“It’s a leopard!” whispered Billie, as she backed the Comet slowly along the path.

CHAPTER XV.—OUT OF THE WILDERNESS.

From his reputed royal ancestors, the lion and the panther, the leopard, or jaguar, as he is called in that region, had inherited a sinuous body, swift as a flash in movement, and a savage, feline face. A ray of sunlight, falling on the soft tones of his beautiful spotted skin, gave out a rich lustre. The smooth padded paws, under their velvet covering, were as strong as steel. His fierce, gray whiskers bristled at the whirring of the motor and his ears stood up straight like an angry cat’s.

“The horn, the horn,” whispered Mary in a choking voice, “it will frighten him.”

Billie reached mechanically for the rubber bulb and squeezed it again and again. The honk-honk rang out in the forest like a cry for help, and the leopard shivered where he crouched as if this unmelodious music jarred on his nerves.

Suddenly with a flying leap, he landed in the branches of a tree beside the motor. Billie never knew how she had the presence of mind to start the car. She only knew that they were going as fast as possible on that encumbered path and that the leopard, not counting on this swiftly moving object, had jumped again, grazed the motor and landed just back of them.

Perhaps it was Mary’s ear-piercing shriek which frightened him, or perhaps it was the red motor itself, which may have seemed to him a newly created animal with a whirring, bristling noise that made his nerves tingle.

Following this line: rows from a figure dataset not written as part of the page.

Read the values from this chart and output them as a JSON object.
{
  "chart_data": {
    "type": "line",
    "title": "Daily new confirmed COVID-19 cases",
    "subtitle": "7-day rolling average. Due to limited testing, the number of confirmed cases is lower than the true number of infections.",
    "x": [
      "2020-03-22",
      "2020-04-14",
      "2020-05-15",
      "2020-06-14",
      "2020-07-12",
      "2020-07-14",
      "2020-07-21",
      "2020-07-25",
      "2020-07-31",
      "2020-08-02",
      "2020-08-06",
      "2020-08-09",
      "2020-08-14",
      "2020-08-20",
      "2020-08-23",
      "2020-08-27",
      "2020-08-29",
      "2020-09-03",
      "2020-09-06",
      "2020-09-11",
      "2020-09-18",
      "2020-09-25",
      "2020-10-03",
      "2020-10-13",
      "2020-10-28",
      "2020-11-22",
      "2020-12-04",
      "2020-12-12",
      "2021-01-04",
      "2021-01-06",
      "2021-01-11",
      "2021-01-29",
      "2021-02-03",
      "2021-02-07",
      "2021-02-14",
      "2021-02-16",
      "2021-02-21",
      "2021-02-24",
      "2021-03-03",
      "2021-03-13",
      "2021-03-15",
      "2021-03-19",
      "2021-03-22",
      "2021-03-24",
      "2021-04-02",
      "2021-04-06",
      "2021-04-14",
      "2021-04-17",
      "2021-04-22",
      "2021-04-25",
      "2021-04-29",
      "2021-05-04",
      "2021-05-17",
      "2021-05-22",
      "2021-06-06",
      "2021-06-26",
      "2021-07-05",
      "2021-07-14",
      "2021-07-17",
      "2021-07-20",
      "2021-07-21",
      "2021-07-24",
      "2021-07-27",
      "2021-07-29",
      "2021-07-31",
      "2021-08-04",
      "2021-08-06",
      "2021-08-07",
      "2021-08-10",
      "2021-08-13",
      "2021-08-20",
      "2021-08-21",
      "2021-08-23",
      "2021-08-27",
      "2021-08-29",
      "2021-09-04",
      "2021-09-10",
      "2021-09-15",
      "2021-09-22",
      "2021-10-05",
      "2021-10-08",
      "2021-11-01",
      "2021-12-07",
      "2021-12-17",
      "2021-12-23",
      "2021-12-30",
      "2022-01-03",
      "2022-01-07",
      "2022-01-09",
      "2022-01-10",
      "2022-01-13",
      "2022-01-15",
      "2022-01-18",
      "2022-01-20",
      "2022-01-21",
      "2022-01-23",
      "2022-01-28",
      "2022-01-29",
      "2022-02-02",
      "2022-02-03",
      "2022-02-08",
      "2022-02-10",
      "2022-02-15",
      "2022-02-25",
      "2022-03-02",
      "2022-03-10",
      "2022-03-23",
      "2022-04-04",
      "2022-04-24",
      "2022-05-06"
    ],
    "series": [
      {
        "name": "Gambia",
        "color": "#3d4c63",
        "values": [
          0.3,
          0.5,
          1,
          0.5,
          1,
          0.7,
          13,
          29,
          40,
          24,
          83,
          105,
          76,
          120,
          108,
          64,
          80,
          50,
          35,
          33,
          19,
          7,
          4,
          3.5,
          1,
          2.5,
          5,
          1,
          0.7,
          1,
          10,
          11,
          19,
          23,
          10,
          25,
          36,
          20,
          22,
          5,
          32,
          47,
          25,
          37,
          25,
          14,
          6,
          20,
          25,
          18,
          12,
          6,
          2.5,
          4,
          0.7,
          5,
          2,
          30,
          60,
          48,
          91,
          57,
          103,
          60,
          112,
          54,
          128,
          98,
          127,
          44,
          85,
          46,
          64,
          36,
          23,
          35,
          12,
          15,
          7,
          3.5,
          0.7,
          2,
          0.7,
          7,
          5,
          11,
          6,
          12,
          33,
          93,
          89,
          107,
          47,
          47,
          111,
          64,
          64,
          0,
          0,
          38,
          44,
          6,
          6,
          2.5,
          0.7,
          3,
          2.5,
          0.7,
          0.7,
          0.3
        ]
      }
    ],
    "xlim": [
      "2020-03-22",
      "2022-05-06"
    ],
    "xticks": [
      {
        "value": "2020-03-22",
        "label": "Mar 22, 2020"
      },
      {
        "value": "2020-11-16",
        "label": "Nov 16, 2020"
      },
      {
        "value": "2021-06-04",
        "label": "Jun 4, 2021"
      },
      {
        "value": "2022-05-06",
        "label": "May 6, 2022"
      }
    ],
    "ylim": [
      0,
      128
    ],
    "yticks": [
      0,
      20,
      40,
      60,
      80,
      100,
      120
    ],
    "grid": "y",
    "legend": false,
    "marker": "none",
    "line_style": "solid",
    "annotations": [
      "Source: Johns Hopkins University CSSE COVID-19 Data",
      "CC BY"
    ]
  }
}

At any rate, instead of terrifying them again by jumping into the branches over their heads, he crept behind, half cautiously, but still ready to leap at the first opportunity.

“Keep up the horn, for heaven’s sake, and make as much noise as you can,” cried Elinor. “They can be frightened, I know, by loud noises.”

Edward on his knees beside Billie, worked the horn until his fingers ached, and the girls gave Indian yells and hooted and yodeled until they were exhausted.

For fully five minutes they rolled over the carpet of pine needles along the trail and the leopard dropped farther and farther off, until finally he slunk into the bushes. The intervals of hooting and calling grew longer and longer, and at last they rested. Mary, only, kept watch, kneeling backwards in the seat in a prayerful attitude.